Equations of state for thrust modeling of ram accelerator at different bores

The ram accelerator is a propulsion concept based on using shock-induced combustion to accelerate projectiles traveling at supersonic speeds in a launch tube pre-filled with a gaseous combustible mixture. Extensive experimental studies have been carried out at laboratories around the world, in various size bore ram accelerator facilities, namely 38-mm-bore at the University of Washington, Seattle, WA, 30-mm-bore and 90-mm-bore at the French-German Research Institute, Saint Louis, France, 120-mm-bore at the US Army Research Laboratory, Aberdeen, MD, USA, and 25-mm-bore at the Tohoku University, Sendai, Japan. Depending upon the facility, the fill pressures used in experiments ranged from 1 MPa to 20 MPa. Several modes of ram accelerator propulsion have been investigated, one of which operates in the sub-detonative velocity regime; i.e., below the Chapman-Jouguet (CJ) detonation speed of the propellant. The experiments utilized similar projectile geometries, propellants (CH4, O2, N2), and fill pressures. Based on the unsteady, one-dimensional (1-D) modeling of the thermally choked ram accelerator, thrust calculations conducted using real-gas equations of state accounted for the compressibility effects of the combustion products.
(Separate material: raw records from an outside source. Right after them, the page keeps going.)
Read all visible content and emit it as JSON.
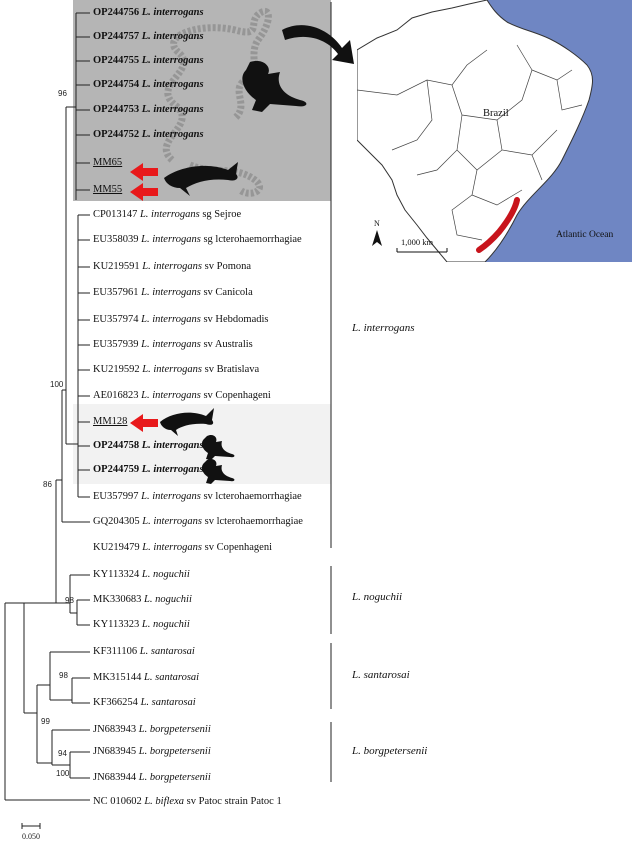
{
  "leaves": [
    {
      "acc": "OP244756",
      "sp": "L. interrogans",
      "rest": "",
      "style": "hl"
    },
    {
      "acc": "OP244757",
      "sp": "L. interrogans",
      "rest": "",
      "style": "hl"
    },
    {
      "acc": "OP244755",
      "sp": "L. interrogans",
      "rest": "",
      "style": "hl"
    },
    {
      "acc": "OP244754",
      "sp": "L. interrogans",
      "rest": "",
      "style": "hl"
    },
    {
      "acc": "OP244753",
      "sp": "L. interrogans",
      "rest": "",
      "style": "hl"
    },
    {
      "acc": "OP244752",
      "sp": "L. interrogans",
      "rest": "",
      "style": "hl"
    },
    {
      "acc": "MM65",
      "sp": "",
      "rest": "",
      "style": "ul"
    },
    {
      "acc": "MM55",
      "sp": "",
      "rest": "",
      "style": "ul"
    },
    {
      "acc": "CP013147",
      "sp": "L. interrogans",
      "rest": "sg Sejroe",
      "style": ""
    },
    {
      "acc": "EU358039",
      "sp": "L. interrogans",
      "rest": "sg lcterohaemorrhagiae",
      "style": ""
    },
    {
      "acc": "KU219591",
      "sp": "L. interrogans",
      "rest": "sv Pomona",
      "style": ""
    },
    {
      "acc": "EU357961",
      "sp": "L. interrogans",
      "rest": "sv Canicola",
      "style": ""
    },
    {
      "acc": "EU357974",
      "sp": "L. interrogans",
      "rest": "sv Hebdomadis",
      "style": ""
    },
    {
      "acc": "EU357939",
      "sp": "L. interrogans",
      "rest": "sv Australis",
      "style": ""
    },
    {
      "acc": "KU219592",
      "sp": "L. interrogans",
      "rest": "sv Bratislava",
      "style": ""
    },
    {
      "acc": "AE016823",
      "sp": "L. interrogans",
      "rest": "sv Copenhageni",
      "style": ""
    },
    {
      "acc": "MM128",
      "sp": "",
      "rest": "",
      "style": "ul"
    },
    {
      "acc": "OP244758",
      "sp": "L. interrogans",
      "rest": "",
      "style": "hl"
    },
    {
      "acc": "OP244759",
      "sp": "L. interrogans",
      "rest": "",
      "style": "hl"
    },
    {
      "acc": "EU357997",
      "sp": "L. interrogans",
      "rest": "sv lcterohaemorrhagiae",
      "style": ""
    },
    {
      "acc": "GQ204305",
      "sp": "L. interrogans",
      "rest": "sv lcterohaemorrhagiae",
      "style": ""
    },
    {
      "acc": "KU219479",
      "sp": "L. interrogans",
      "rest": "sv Copenhageni",
      "style": ""
    },
    {
      "acc": "KY113324",
      "sp": "L. noguchii",
      "rest": "",
      "style": ""
    },
    {
      "acc": "MK330683",
      "sp": "L. noguchii",
      "rest": "",
      "style": ""
    },
    {
      "acc": "KY113323",
      "sp": "L. noguchii",
      "rest": "",
      "style": ""
    },
    {
      "acc": "KF311106",
      "sp": "L. santarosai",
      "rest": "",
      "style": ""
    },
    {
      "acc": "MK315144",
      "sp": "L. santarosai",
      "rest": "",
      "style": ""
    },
    {
      "acc": "KF366254",
      "sp": "L. santarosai",
      "rest": "",
      "style": ""
    },
    {
      "acc": "JN683943",
      "sp": "L. borgpetersenii",
      "rest": "",
      "style": ""
    },
    {
      "acc": "JN683945",
      "sp": "L. borgpetersenii",
      "rest": "",
      "style": ""
    },
    {
      "acc": "JN683944",
      "sp": "L. borgpetersenii",
      "rest": "",
      "style": ""
    },
    {
      "acc": "NC 010602",
      "sp": "L. biflexa",
      "rest": "sv Patoc strain Patoc 1",
      "style": ""
    }
  ],
  "bootstrap": {
    "b96": "96",
    "b100a": "100",
    "b86": "86",
    "b98a": "98",
    "b98b": "98",
    "b99": "99",
    "b94": "94",
    "b100b": "100"
  },
  "clades": {
    "interrogans": "L. interrogans",
    "noguchii": "L. noguchii",
    "santarosai": "L. santarosai",
    "borgpetersenii": "L. borgpetersenii"
  },
  "map": {
    "country": "Brazil",
    "ocean": "Atlantic Ocean",
    "north": "N",
    "scale": "1,000 km"
  },
  "scale_bar": "0.050",
  "colors": {
    "highlight_box": "#b3b3b3",
    "light_box": "#f3f3f3",
    "ocean": "#6f86c3",
    "arrow_red": "#e8191b",
    "coast_red": "#c8141c"
  },
  "icons": [
    "sea-lion-icon",
    "dolphin-icon",
    "red-arrow-icon",
    "curved-arrow-icon",
    "north-arrow-icon"
  ]
}
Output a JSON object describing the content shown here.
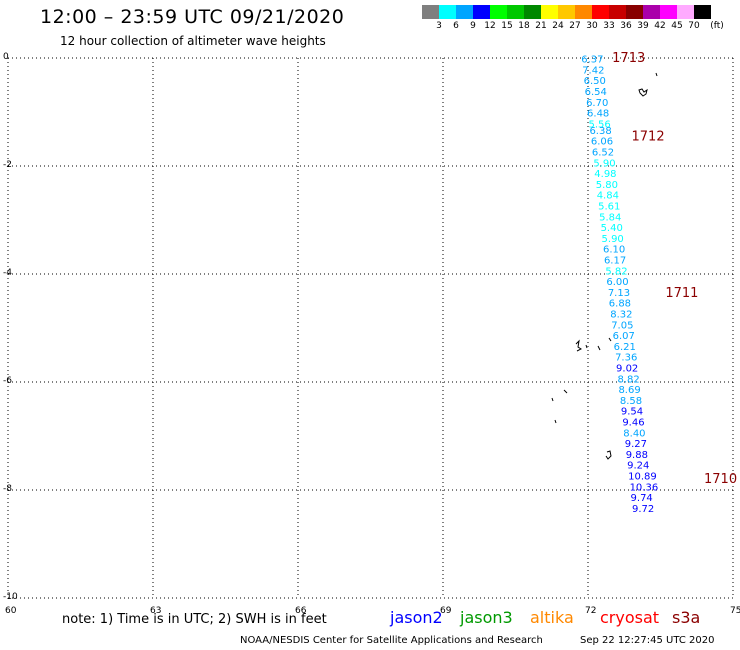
{
  "header": {
    "title": "12:00 – 23:59 UTC 09/21/2020",
    "subtitle": "12 hour collection of altimeter wave heights"
  },
  "colorbar": {
    "colors": [
      "#7f7f7f",
      "#00ffff",
      "#00a5ff",
      "#0000ff",
      "#00ff00",
      "#00c800",
      "#008800",
      "#ffff00",
      "#ffc800",
      "#ff8800",
      "#ff0000",
      "#c80000",
      "#880000",
      "#aa00aa",
      "#ff00ff",
      "#ffaaff",
      "#000000"
    ],
    "labels": [
      "3",
      "6",
      "9",
      "12",
      "15",
      "18",
      "21",
      "24",
      "27",
      "30",
      "33",
      "36",
      "39",
      "42",
      "45",
      "70",
      "(ft)"
    ]
  },
  "axes": {
    "x_ticks": [
      "60",
      "63",
      "66",
      "69",
      "72",
      "75"
    ],
    "y_ticks": [
      "0",
      "-2",
      "-4",
      "-6",
      "-8",
      "-10"
    ]
  },
  "track": {
    "points": [
      {
        "lon": 71.86,
        "lat": -0.03,
        "swh": "6.37",
        "sat": "jason2"
      },
      {
        "lon": 71.88,
        "lat": -0.23,
        "swh": "7.42",
        "sat": "jason2"
      },
      {
        "lon": 71.91,
        "lat": -0.43,
        "swh": "6.50",
        "sat": "jason2"
      },
      {
        "lon": 71.93,
        "lat": -0.63,
        "swh": "6.54",
        "sat": "jason2"
      },
      {
        "lon": 71.96,
        "lat": -0.83,
        "swh": "6.70",
        "sat": "jason2"
      },
      {
        "lon": 71.98,
        "lat": -1.03,
        "swh": "6.48",
        "sat": "jason2"
      },
      {
        "lon": 72.01,
        "lat": -1.23,
        "swh": "5.56",
        "sat": "jason2"
      },
      {
        "lon": 72.03,
        "lat": -1.35,
        "swh": "6.38",
        "sat": "jason2"
      },
      {
        "lon": 72.06,
        "lat": -1.55,
        "swh": "6.06",
        "sat": "jason2"
      },
      {
        "lon": 72.08,
        "lat": -1.75,
        "swh": "6.52",
        "sat": "jason2"
      },
      {
        "lon": 72.11,
        "lat": -1.95,
        "swh": "5.90",
        "sat": "jason2"
      },
      {
        "lon": 72.13,
        "lat": -2.15,
        "swh": "4.98",
        "sat": "jason2"
      },
      {
        "lon": 72.16,
        "lat": -2.35,
        "swh": "5.80",
        "sat": "jason2"
      },
      {
        "lon": 72.18,
        "lat": -2.55,
        "swh": "4.84",
        "sat": "jason2"
      },
      {
        "lon": 72.21,
        "lat": -2.75,
        "swh": "5.61",
        "sat": "jason2"
      },
      {
        "lon": 72.23,
        "lat": -2.95,
        "swh": "5.84",
        "sat": "jason2"
      },
      {
        "lon": 72.26,
        "lat": -3.15,
        "swh": "5.40",
        "sat": "jason2"
      },
      {
        "lon": 72.28,
        "lat": -3.35,
        "swh": "5.90",
        "sat": "jason2"
      },
      {
        "lon": 72.31,
        "lat": -3.55,
        "swh": "6.10",
        "sat": "jason2"
      },
      {
        "lon": 72.33,
        "lat": -3.75,
        "swh": "6.17",
        "sat": "jason2"
      },
      {
        "lon": 72.36,
        "lat": -3.95,
        "swh": "5.82",
        "sat": "jason2"
      },
      {
        "lon": 72.38,
        "lat": -4.15,
        "swh": "6.00",
        "sat": "jason2"
      },
      {
        "lon": 72.41,
        "lat": -4.35,
        "swh": "7.13",
        "sat": "jason2"
      },
      {
        "lon": 72.43,
        "lat": -4.55,
        "swh": "6.88",
        "sat": "jason2"
      },
      {
        "lon": 72.46,
        "lat": -4.75,
        "swh": "8.32",
        "sat": "jason2"
      },
      {
        "lon": 72.48,
        "lat": -4.95,
        "swh": "7.05",
        "sat": "jason2"
      },
      {
        "lon": 72.51,
        "lat": -5.15,
        "swh": "6.07",
        "sat": "jason2"
      },
      {
        "lon": 72.53,
        "lat": -5.35,
        "swh": "6.21",
        "sat": "jason2"
      },
      {
        "lon": 72.56,
        "lat": -5.55,
        "swh": "7.36",
        "sat": "jason2"
      },
      {
        "lon": 72.58,
        "lat": -5.75,
        "swh": "9.02",
        "sat": "jason2"
      },
      {
        "lon": 72.61,
        "lat": -5.95,
        "swh": "8.82",
        "sat": "jason2"
      },
      {
        "lon": 72.63,
        "lat": -6.15,
        "swh": "8.69",
        "sat": "jason2"
      },
      {
        "lon": 72.66,
        "lat": -6.35,
        "swh": "8.58",
        "sat": "jason2"
      },
      {
        "lon": 72.68,
        "lat": -6.55,
        "swh": "9.54",
        "sat": "jason2"
      },
      {
        "lon": 72.71,
        "lat": -6.75,
        "swh": "9.46",
        "sat": "jason2"
      },
      {
        "lon": 72.73,
        "lat": -6.95,
        "swh": "8.40",
        "sat": "jason2"
      },
      {
        "lon": 72.76,
        "lat": -7.15,
        "swh": "9.27",
        "sat": "jason2"
      },
      {
        "lon": 72.78,
        "lat": -7.35,
        "swh": "9.88",
        "sat": "jason2"
      },
      {
        "lon": 72.81,
        "lat": -7.55,
        "swh": "9.24",
        "sat": "jason2"
      },
      {
        "lon": 72.83,
        "lat": -7.75,
        "swh": "10.89",
        "sat": "jason2"
      },
      {
        "lon": 72.86,
        "lat": -7.95,
        "swh": "10.36",
        "sat": "jason2"
      },
      {
        "lon": 72.88,
        "lat": -8.15,
        "swh": "9.74",
        "sat": "jason2"
      },
      {
        "lon": 72.91,
        "lat": -8.35,
        "swh": "9.72",
        "sat": "jason2"
      }
    ],
    "time_labels": [
      {
        "text": "1713",
        "lon": 72.5,
        "lat": 0.0
      },
      {
        "text": "1712",
        "lon": 72.9,
        "lat": -1.45
      },
      {
        "text": "1711",
        "lon": 73.6,
        "lat": -4.35
      },
      {
        "text": "1710",
        "lon": 74.4,
        "lat": -7.8
      }
    ],
    "time_label_color": "#8b0000"
  },
  "footer": {
    "note": "note:  1) Time is in UTC;  2) SWH is in feet",
    "satellites": [
      {
        "name": "jason2",
        "color": "#0000ff"
      },
      {
        "name": "jason3",
        "color": "#009900"
      },
      {
        "name": "altika",
        "color": "#ff8800"
      },
      {
        "name": "cryosat",
        "color": "#ff0000"
      },
      {
        "name": "s3a",
        "color": "#8b0000"
      }
    ],
    "credit": "NOAA/NESDIS Center for Satellite Applications and Research",
    "timestamp": "Sep 22 12:27:45 UTC 2020"
  }
}
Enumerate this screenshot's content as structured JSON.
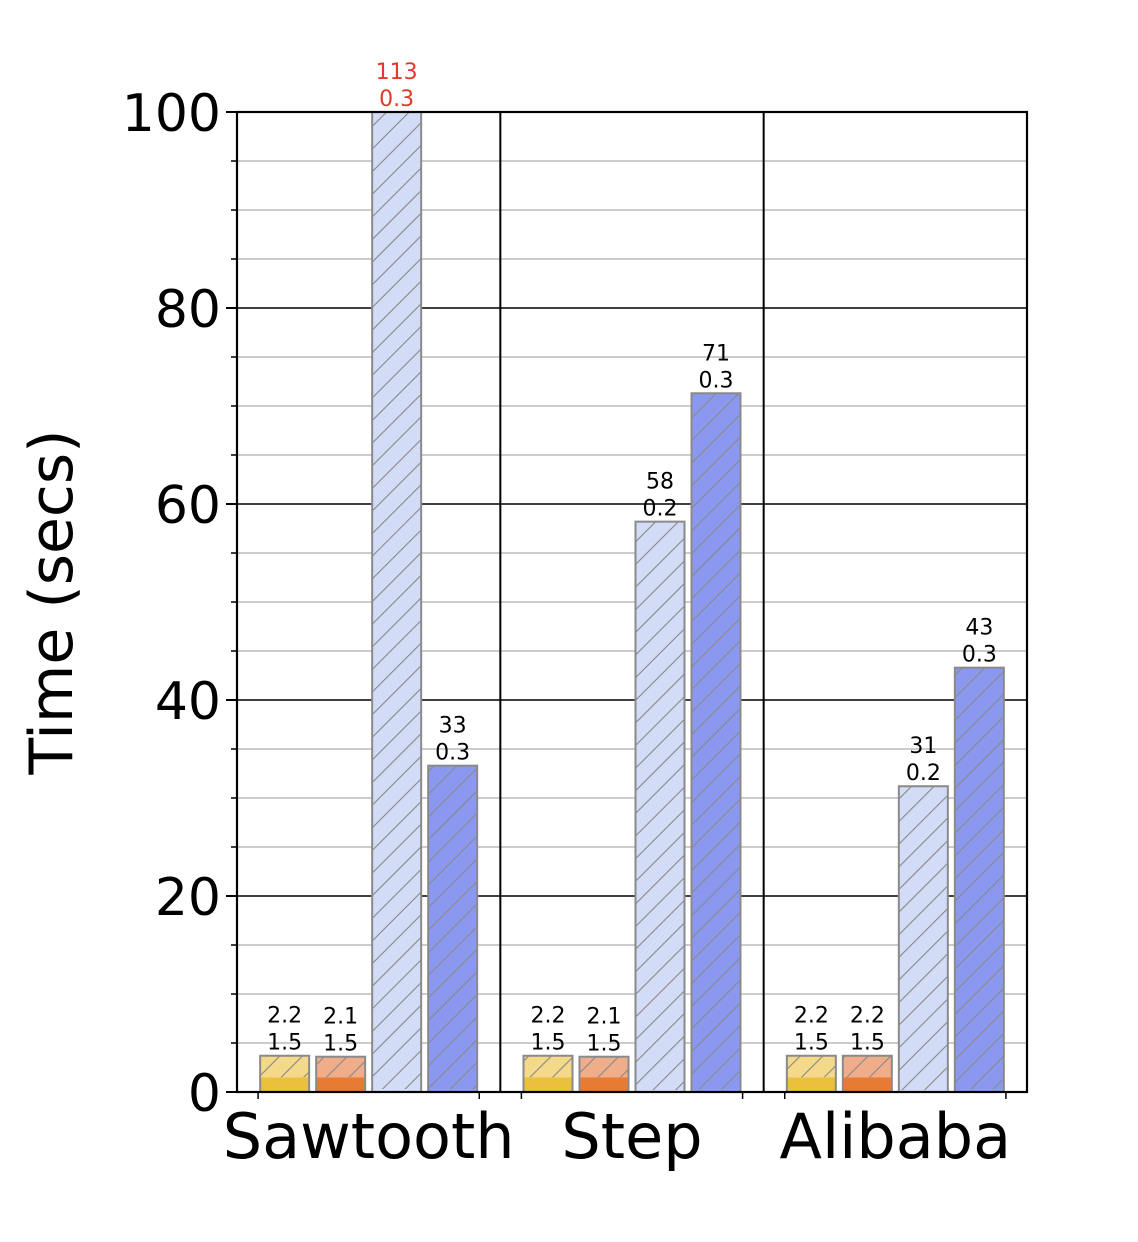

Equations of state based on generalized empirical and theoretical considerations are incorporated into the TARAM 1-D computer code to predict the combustion end state equilibrium conditions. A virial type, namely the Boltzmann EoS, has been extensively used and its applicability to the RAMAC calculations for a 38-mm-bore has been widely demonstrated. Nevertheless, an empirical EoS, such as that of Becker, Kistiakowsky and Wilson (BKW), is examined in this pressure range for different bore dimensions. Based on the appropriate choice of its adjustable parameters, it is applicable to a wide range of temperatures and pressures of combustion products that cover the whole field of gaseous to condensed explosives. The objective of this work is to improve the unsteady 1-D model as a useful tool to predict the thrust of the thermally choked ram accelerator propulsive mode by utilizing key results from the more computationally intensive 2-D or 3-D simulations. Velocity-distance calculations are in good agreement with experimental data from 25-mm, 30-mm, 38-mm, 90-mm, and 120-mm-bore experiments. Moreover the Thrust-Mach number calculations are performed and a good agreement with experimental data is also observed.